What about intensive farming, the kind that Mark Bittman and other members of the foodie commentariat say is evil? It’s actually helping reduce the total impact of animal agriculture on the environment. (Shocking, we know.) NPR cites a paper by a Washington State University animal scientist to generate scary-sounding, out-of-context numbers that supposedly show how environmentally unfriendly meat is.

We read that paper, and even if the numbers are right, NPR’s narrative leaves a bit to be desired. The paper tells a very different story from one of imminent meat-caused environmental doom. Instead, there’s a hopeful story for sustainable beef involving improved efficiency from modern agricultural practices:

The C [carbon] footprint per billion kilograms of beef produced in 2007 was reduced by 16.3% compared with equivalent beef production in 1977. As the US population increases, it is crucial to continue the improvements in efficiency demonstrated over the past 30 yr to supply the market demand for safe, affordable beef while reducing resource use and mitigating environmental impact.

Like per-pound carbon emissions, per-pound feed and land use also declined:

Improvements in efficiency between 1977 and 2007 reduced total feedstuff use within the beef production system by 18.6% (13,563 × 106 kg) per billion kilograms of beef. […] The previously discussed effects of improved productivity upon population size and time to slaughter, in combination with increased cropping yields within the time period covered by this study, reduced land use per billion kilograms of beef from 9,116 × 103 ha in 1977 to 6,106 × 103 ha in 2007, a 33.0% decrease.
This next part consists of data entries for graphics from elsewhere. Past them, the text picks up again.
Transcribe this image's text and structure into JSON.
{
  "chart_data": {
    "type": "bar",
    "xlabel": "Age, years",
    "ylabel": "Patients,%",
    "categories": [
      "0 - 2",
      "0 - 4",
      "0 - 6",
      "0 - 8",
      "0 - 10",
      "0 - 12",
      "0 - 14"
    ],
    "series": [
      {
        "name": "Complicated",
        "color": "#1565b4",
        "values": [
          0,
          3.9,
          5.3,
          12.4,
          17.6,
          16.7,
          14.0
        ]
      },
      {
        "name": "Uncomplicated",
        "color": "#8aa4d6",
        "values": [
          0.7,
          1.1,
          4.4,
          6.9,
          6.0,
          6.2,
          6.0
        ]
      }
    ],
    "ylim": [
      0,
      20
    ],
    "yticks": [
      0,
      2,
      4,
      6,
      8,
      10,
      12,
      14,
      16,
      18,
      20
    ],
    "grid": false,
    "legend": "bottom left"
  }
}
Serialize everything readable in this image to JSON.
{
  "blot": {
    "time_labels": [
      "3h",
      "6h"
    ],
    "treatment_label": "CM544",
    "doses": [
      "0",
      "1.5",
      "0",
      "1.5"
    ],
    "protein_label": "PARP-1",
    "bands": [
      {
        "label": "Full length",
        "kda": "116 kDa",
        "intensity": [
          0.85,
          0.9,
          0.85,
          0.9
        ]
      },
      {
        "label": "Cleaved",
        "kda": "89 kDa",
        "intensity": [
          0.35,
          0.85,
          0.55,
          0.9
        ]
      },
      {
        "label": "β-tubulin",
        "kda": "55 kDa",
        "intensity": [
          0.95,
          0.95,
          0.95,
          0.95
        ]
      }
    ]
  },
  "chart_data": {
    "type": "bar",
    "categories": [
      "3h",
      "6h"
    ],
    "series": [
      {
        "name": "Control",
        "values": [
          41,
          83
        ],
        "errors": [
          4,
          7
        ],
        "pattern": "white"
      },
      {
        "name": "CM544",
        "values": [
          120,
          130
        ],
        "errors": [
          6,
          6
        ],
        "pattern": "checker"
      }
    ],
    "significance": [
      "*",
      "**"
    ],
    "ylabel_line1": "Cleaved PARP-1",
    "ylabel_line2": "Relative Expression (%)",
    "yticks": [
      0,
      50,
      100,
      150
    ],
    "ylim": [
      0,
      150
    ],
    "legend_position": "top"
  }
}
So in the end people have a choice—they can follow the activists who “go on feelings” and try to revert agriculture to the way it used to be when it was less eco-efficient, or they can support cleaner, more efficient practices. And in spite of the proselytizing from the Humane Society of the United States (HSUS), PETA, and other vegan preachers, those efficient practices apply to meat production, too.